Giappone: solidarietà interreligiosa e speranze nel giorno del lutto dei “49 giorni”
Cristiani e buddisti in Giappone hanno condiviso oggi, nella solidarietà e nell’amore
vicendevole, la ricorrenza dei “49 giorni” dalla tragedia dell’11 marzo scorso, quando
un terremoto e uno tsunami hanno sconvolto la nazione. Secondo le tradizioni buddiste
giapponesi infatti, il “49° giorno dopo la morte”, chiamato “Shiju-kunichi”, è una
ricorrenza significativa perché è il momento in cui lo spirito lascia il corpo del
defunto, per raggiungere uno dei sei regni della cosmologia buddista. Il 49° giorno,
riferiscono all'agenzia Fides i francescani di Tokyo, è un giorno molto commovente.
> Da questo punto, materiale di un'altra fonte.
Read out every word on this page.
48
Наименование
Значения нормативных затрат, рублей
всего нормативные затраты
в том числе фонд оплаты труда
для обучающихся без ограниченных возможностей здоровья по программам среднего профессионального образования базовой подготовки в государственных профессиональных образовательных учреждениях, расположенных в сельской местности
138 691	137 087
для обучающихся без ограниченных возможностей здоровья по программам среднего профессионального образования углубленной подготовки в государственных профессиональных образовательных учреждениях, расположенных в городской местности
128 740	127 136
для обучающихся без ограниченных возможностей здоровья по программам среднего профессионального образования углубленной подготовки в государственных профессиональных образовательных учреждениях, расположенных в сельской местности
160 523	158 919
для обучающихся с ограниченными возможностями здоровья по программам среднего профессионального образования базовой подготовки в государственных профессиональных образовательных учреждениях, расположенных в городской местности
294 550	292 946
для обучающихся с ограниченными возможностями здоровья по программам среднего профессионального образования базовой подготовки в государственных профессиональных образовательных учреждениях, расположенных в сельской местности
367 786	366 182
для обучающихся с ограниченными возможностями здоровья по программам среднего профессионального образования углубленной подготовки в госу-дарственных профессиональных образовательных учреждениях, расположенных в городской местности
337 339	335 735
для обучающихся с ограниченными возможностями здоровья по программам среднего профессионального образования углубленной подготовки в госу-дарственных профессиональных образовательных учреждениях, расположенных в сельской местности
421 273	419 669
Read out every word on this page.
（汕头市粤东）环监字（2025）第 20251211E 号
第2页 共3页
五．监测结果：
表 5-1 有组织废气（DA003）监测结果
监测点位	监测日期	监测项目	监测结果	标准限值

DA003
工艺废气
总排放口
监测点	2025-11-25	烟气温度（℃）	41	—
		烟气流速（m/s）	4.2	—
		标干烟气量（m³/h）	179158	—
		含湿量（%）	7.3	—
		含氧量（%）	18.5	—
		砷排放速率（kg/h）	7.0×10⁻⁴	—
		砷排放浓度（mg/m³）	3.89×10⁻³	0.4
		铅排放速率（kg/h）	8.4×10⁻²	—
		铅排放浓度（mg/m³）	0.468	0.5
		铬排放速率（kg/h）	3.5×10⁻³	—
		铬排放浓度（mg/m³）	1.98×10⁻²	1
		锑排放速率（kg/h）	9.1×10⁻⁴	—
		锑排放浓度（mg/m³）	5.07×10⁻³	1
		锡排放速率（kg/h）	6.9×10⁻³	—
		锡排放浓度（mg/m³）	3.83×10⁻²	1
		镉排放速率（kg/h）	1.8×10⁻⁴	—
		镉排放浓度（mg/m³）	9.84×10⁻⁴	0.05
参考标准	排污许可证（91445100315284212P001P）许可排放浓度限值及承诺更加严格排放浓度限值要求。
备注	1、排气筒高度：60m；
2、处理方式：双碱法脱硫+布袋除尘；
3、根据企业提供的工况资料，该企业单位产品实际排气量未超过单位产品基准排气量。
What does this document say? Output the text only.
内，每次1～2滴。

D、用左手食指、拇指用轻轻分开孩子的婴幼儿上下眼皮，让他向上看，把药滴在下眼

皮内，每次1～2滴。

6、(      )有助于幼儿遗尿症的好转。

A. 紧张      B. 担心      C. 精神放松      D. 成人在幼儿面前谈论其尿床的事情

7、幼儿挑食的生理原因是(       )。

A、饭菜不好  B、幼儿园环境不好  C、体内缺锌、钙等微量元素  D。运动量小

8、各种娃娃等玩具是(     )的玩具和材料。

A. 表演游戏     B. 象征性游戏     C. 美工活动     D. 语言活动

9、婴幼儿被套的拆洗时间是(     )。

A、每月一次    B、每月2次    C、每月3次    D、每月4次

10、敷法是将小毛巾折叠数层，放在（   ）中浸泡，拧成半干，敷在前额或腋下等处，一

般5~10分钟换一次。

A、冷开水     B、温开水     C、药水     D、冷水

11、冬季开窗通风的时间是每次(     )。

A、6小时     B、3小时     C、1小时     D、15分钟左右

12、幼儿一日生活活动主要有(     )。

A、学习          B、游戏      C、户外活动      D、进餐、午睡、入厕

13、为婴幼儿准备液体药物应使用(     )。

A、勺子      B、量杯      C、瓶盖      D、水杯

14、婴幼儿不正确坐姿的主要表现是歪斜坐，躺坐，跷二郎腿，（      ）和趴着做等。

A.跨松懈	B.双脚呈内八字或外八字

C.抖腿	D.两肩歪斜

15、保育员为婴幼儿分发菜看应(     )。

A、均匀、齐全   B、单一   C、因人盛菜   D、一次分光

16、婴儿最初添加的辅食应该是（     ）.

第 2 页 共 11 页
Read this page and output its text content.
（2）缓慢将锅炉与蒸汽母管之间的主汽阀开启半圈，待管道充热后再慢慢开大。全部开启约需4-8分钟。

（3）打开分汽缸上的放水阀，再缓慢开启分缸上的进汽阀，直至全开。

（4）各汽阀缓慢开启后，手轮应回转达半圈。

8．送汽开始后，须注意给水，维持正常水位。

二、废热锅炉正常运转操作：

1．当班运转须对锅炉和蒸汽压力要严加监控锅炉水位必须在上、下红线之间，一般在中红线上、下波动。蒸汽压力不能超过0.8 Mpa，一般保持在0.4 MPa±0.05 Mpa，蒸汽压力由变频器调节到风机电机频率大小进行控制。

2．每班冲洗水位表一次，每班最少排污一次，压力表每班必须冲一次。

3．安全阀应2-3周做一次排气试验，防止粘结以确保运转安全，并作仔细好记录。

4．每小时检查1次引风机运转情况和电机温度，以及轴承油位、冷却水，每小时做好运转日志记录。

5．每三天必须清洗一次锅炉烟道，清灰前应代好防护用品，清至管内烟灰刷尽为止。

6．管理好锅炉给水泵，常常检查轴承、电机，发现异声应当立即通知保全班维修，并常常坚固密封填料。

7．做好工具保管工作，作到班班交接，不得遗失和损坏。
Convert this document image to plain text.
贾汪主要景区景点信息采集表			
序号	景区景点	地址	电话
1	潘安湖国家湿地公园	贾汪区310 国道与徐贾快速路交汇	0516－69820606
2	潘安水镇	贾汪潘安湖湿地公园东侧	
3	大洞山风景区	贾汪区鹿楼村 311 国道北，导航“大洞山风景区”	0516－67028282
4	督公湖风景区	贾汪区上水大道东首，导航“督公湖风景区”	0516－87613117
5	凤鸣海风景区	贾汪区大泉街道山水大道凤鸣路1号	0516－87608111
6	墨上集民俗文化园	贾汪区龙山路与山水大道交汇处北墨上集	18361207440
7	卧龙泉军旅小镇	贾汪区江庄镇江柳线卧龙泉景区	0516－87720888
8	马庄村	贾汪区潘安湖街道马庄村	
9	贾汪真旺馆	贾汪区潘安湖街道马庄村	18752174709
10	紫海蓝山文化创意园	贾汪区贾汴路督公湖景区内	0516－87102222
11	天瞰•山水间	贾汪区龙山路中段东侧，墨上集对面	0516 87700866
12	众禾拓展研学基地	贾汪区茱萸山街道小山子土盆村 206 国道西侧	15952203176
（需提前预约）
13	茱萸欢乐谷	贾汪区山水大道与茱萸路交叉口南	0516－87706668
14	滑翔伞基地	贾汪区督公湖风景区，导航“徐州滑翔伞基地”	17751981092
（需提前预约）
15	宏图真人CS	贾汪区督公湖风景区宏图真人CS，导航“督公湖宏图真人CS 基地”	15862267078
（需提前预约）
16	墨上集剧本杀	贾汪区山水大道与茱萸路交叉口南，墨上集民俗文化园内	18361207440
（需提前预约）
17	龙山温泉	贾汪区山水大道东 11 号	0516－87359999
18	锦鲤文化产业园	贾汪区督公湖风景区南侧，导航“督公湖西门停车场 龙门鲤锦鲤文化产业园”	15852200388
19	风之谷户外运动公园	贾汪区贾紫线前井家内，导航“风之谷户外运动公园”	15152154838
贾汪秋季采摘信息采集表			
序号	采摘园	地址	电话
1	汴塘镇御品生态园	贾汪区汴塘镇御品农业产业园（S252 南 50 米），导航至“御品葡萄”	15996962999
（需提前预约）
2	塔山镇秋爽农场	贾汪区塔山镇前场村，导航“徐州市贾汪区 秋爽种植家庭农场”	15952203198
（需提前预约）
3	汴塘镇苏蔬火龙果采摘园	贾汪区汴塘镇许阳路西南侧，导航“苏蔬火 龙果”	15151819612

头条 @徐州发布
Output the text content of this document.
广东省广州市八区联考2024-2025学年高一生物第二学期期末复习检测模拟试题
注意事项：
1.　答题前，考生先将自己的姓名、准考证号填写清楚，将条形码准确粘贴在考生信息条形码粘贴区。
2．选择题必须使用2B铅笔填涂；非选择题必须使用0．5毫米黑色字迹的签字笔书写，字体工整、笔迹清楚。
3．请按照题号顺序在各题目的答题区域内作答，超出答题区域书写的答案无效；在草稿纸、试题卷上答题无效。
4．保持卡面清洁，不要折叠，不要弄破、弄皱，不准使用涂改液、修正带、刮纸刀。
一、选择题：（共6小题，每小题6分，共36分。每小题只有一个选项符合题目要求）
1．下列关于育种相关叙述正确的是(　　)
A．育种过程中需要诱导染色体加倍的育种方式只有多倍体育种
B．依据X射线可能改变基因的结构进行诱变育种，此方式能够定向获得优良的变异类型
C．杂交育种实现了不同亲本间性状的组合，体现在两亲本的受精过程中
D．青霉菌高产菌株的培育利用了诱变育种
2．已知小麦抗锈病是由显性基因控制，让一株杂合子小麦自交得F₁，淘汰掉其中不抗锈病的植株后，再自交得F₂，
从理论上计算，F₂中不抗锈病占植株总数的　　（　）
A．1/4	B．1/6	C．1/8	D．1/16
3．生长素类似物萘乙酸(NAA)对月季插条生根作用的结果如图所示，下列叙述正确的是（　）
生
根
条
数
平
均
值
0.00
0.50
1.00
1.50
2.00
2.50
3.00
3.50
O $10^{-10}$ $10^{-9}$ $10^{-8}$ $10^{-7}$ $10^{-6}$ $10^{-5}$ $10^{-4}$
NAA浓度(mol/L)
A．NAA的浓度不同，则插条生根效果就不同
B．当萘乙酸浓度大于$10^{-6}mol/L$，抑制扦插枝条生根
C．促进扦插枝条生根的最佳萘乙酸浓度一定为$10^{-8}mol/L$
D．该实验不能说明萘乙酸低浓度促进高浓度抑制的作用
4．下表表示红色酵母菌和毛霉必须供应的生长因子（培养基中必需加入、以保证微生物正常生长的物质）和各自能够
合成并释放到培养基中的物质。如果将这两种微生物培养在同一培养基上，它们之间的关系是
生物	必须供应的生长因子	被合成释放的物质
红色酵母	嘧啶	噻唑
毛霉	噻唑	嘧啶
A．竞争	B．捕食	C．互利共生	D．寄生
Se nelle settimane scorse i mass media trasmettevano notizie e film, e in molte aree
della nazione si celebravano le feste di primavera, oggi tutta la nazione ha vissuto
una giornata di lutto. Le feste sono state cancellate, molti uffici e parchi pubblici
sono rimasti chiusi. Nessuno si è recato nei nightclub e nemmeno nei ristoranti e
pochissime erano le persone nella vie dello shopping. I giapponesi, spiega Joseph
Yamada, un laico francescano di Tokyo, “hanno vissuto una giornata volontaria di sacrificio
e rinuncia”, contrariamente al messaggio diramato nei giorni scorsi dalle istituzioni
che, per paura di una contrazione dei consumi, avevano chiesto ai cittadini giapponesi
di vivere normalmente questa ricorrenza, nonostante il difficile periodo, e di non
rinunciare a compere e svaghi. “Anche noi cristiani abbiamo vissuto la nostra volontaria
rinuncia, in una giornata di digiuno, per ricordare le oltre 28mila persone, fra morti
accertati e dispersi, vittime della tragedia dell’11 marzo. I fedeli buddisti nel
49° giorno celebrano l’ultimo funerale per il defunto: come cristiani ci siamo spiritualmente
uniti a loro nella preghiera di suffragio” sottolinea Yamada. Intanto un “grande fermento
di volontariato e di solidarietà percorre la società e crescono i contributi per la
ricostruzione e la riabilitazione delle famiglie nelle aree devastate” riferisce Joseph
Yamada. “La nazione può rialzarsi, come ha fatto 65 anni fa dopo i disastri di Hiroshima
e Nagasaki. Oggi ci colpisce molto l’aiuto che riceviamo dalla Cina e dagli Stati
Uniti. Un amico nel momento del bisogno è un amico per sempre”. Un pensiero particolare,
conclude il laico francescano, “va a quanti stanno offrendo la loro vita per tenere
sotto controllo il reattore di Fukushima”. (R.P.)